Thucydides. History of the Peloponnesian War. Crawley, Richard, translator. London and Toronto: J. M. Dent and Sons Ltd.; New York: E. P. Dutton and Co., 1914.

And in the event of his calculations proving mistaken, he may live to bewail his own misfortune, and wish to be again envying my prosperity.An idle wish, if he now sacrifice us and refuse to take his share of perils which are the same, in reality though not in name, for him as for us; what is nominally the preservation of our power being really his own salvation.
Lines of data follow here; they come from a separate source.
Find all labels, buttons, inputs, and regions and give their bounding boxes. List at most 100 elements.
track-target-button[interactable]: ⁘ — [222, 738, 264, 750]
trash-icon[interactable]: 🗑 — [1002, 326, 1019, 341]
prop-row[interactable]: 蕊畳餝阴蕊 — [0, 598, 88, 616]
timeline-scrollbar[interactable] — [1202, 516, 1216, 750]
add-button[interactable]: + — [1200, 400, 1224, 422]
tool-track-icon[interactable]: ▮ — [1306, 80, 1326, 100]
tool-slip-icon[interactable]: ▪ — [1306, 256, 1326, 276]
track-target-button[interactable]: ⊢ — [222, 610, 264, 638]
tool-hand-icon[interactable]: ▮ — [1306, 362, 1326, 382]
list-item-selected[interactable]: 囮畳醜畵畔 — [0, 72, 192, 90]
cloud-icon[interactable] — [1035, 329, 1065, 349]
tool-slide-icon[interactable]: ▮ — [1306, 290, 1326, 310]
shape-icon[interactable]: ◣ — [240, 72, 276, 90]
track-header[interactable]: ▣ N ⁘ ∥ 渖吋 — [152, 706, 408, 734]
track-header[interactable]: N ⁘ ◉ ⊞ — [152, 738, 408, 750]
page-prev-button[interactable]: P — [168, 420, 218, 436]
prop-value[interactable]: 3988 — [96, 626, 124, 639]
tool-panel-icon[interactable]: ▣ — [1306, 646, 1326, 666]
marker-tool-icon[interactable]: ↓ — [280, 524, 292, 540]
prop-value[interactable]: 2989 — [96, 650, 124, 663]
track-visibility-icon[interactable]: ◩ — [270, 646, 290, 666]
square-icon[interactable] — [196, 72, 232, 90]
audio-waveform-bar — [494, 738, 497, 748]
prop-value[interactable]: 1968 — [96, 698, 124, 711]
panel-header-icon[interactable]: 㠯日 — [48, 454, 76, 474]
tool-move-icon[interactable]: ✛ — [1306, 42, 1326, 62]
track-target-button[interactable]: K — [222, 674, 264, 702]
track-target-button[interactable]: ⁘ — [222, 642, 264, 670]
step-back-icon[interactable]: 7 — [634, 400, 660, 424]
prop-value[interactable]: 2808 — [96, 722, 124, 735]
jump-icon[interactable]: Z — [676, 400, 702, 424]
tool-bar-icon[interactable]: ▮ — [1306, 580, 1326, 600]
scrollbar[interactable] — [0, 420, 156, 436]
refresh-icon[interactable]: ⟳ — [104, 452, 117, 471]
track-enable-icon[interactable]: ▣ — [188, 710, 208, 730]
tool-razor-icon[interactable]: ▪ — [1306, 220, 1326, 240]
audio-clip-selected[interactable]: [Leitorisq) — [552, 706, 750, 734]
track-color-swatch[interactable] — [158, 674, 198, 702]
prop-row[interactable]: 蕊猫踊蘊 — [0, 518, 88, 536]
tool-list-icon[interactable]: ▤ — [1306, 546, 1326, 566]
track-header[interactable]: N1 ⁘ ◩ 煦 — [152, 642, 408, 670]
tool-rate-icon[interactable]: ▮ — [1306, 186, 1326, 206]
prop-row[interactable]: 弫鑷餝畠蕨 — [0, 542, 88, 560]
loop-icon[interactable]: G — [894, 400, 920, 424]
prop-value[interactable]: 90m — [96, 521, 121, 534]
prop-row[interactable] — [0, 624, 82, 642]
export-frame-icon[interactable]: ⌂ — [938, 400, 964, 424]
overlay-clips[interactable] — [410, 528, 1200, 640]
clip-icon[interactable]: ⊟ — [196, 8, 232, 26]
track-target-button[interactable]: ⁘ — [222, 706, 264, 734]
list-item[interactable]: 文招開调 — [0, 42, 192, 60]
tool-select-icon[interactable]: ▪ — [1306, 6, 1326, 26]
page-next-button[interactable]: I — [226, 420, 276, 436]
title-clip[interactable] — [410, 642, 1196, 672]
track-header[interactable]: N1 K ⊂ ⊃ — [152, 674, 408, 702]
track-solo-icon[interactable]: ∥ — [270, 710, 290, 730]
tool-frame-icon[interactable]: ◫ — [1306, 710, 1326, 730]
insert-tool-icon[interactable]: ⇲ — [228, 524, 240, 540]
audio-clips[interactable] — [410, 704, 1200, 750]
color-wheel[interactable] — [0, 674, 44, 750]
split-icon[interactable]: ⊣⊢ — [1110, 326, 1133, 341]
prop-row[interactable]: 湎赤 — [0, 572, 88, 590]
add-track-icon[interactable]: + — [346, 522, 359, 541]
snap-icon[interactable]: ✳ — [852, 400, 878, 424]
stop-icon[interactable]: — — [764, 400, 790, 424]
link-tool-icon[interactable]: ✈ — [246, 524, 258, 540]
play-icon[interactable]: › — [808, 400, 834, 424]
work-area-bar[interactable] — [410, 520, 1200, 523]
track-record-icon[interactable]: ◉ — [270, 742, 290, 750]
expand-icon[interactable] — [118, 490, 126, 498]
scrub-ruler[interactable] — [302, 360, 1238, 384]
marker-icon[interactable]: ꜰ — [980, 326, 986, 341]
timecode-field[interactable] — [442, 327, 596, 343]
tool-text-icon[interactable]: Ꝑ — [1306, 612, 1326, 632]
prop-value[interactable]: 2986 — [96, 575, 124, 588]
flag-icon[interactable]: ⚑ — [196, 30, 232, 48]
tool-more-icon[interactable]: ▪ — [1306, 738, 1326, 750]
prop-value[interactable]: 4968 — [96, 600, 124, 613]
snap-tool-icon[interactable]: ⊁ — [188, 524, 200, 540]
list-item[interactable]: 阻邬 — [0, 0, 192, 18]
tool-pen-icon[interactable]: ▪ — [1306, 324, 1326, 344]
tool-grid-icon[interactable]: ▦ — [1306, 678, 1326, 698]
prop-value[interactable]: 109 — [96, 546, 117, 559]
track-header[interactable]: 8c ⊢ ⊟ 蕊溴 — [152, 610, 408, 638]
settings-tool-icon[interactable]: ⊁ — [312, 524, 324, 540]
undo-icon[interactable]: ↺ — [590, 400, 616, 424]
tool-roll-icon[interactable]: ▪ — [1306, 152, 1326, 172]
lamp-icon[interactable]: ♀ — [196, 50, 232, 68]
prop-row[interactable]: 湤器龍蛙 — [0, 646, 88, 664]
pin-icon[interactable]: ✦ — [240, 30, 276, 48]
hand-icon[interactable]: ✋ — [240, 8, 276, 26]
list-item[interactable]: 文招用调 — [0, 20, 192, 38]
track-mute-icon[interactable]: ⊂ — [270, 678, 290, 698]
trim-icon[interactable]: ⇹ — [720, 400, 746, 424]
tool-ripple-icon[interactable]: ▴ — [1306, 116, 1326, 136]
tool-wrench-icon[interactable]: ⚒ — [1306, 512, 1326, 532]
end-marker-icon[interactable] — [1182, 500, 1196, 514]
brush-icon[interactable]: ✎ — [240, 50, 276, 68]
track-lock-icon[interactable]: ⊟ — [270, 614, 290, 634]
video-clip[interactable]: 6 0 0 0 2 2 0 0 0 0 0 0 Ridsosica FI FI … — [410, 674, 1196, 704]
It was to be expected that you, of all people in the world, Camarinaeans, being our immediate neighbours and the next in danger, would have foreseen this, and instead of supporting us in the lukewarm way that you are now doing, would rather come to us of your own accord, and be now offering at Syracuse the aid which you would have asked for at Camarina, if to Camarina the Athenians had first come, to encourage us to resist the invader. Neither you, however, nor the rest have as yet bestirred yourselves in this direction.

Fear perhaps will make you study to do right both by us and by the invaders, and plead that you have an alliance with the Athenians. But you made that alliance, not against your friends, but against the enemies that might attack you, and to help the Athenians when they were wronged by others, not when as now they are wronging their neighbours.

Even the Rhegians, Chalcidians though they be, refuse to help to restore the Chalcidian Leontines; and it would be strange if, while they suspect the gist of this fine pretence and are wise without reason, you, with every reason on your side, should yet choose to assist your natural enemies, and should join with their direst foes in undoing those whom nature has made your own kinsfolk.

This is not to do right; but you should help us without fear of their armament, which has no terrors if we hold together, but only if we let them succeed in their endeavours to separate us; since even after attacking us by ourselves and being victorious in battle, they had to go off without effecting their purpose.